La connotation culturelle du bakchich est donc certaine . Il se trouve d’ailleurs au sein de toutes les cultures des personnes qui ne dédaignent pas, en noyant dans l’approximation d’un jugement sans nuance, d’en tirer un argument pour dénigrer et condamner la culture de l’autre.
Nous considèrerons que ces détracteurs ont raison, sauf la raison de l’autre.
Ce qui entache la position des vilipendeurs de bakchich , restera l’absence de voies d’appel laissées ouvertes.
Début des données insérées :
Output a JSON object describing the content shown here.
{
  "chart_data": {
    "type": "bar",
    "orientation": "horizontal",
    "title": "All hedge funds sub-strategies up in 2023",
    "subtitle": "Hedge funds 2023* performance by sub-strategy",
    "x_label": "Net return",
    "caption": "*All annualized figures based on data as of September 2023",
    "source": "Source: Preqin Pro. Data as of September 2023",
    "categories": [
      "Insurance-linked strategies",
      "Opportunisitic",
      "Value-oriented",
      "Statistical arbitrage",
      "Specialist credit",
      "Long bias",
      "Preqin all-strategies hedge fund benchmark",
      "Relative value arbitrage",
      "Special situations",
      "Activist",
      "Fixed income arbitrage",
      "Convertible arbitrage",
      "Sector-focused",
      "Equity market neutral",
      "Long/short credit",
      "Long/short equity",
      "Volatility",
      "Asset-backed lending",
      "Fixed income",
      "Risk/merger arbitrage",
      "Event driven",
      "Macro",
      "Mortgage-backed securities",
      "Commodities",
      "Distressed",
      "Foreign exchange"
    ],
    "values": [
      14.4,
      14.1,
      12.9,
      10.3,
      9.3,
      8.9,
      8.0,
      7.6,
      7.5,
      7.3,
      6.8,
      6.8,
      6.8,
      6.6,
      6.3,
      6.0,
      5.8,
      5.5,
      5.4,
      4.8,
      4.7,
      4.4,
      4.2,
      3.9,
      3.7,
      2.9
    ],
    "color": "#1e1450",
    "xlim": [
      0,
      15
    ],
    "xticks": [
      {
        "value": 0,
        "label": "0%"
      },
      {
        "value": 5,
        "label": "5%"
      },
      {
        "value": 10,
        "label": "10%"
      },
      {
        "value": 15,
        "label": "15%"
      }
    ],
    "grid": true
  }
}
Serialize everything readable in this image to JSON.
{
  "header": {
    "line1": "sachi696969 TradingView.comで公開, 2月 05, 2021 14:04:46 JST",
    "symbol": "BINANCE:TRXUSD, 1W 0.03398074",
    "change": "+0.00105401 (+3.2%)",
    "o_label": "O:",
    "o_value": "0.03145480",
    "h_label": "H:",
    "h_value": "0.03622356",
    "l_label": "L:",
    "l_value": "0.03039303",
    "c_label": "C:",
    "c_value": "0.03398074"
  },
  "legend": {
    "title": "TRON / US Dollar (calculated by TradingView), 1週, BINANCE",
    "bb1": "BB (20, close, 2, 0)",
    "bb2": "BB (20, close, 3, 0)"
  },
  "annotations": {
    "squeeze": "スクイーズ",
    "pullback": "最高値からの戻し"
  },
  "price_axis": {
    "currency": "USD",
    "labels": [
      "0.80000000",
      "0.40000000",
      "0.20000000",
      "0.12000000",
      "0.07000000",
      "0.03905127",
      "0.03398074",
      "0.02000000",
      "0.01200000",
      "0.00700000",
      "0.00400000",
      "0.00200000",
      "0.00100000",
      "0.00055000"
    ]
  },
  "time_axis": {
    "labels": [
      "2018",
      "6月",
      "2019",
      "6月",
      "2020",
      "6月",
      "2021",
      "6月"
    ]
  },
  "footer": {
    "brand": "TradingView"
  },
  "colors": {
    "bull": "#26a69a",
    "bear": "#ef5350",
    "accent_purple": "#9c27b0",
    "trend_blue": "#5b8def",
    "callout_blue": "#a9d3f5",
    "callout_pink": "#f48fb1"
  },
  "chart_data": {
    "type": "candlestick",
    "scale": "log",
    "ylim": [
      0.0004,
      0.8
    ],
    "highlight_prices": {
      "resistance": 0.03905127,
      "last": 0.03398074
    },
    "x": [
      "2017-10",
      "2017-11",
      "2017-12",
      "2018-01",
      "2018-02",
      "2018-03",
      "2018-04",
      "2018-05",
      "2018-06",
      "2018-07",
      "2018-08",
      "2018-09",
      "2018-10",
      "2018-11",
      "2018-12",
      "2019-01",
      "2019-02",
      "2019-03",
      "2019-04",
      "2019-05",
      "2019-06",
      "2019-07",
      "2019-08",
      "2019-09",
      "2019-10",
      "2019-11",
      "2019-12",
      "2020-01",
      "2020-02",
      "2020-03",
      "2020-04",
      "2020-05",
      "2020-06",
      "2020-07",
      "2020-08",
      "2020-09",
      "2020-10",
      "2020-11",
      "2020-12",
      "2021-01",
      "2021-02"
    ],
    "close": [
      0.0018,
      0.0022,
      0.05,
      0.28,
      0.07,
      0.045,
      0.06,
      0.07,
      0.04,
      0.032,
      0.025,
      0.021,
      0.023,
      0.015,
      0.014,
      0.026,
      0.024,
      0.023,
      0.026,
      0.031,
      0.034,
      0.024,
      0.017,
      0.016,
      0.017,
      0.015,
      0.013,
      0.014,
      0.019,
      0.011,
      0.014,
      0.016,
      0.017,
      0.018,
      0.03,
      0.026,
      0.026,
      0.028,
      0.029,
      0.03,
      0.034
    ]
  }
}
Leur faute de procédure est assez grave pour valoir la nullité à l’action intentée
En matière de corruption, tout est affaire de proportionnalité : L’attribution du marché du métro de Tunis grâce aux manipulation d’un ministre de l’époque, n’aurait pas amélioré dans la durée le sort des mineurs des exploitations de phosphate de Gafsa, même si le marché avait été obtenu selon les règles ; de même Verres, poursuivi et condamné par l’éloquence de Cicéron pour avoir trop tondu, comme proconsul, les siciliens, aurait mieux été inspiré en imitant Cicéron qui à son tour dans les même fonction n’a prudemment retiré que le dixième de la fortune extorquée par Verres : Voleur ? d’accord, mais pas trop.
Finalement je crois que la vertueuse indignation de Ciceron dans son "De verres" n'est qu'un cri de jalousie: 1/10éme seulement!
Certes, nous sommes loin du don charitable d'origine.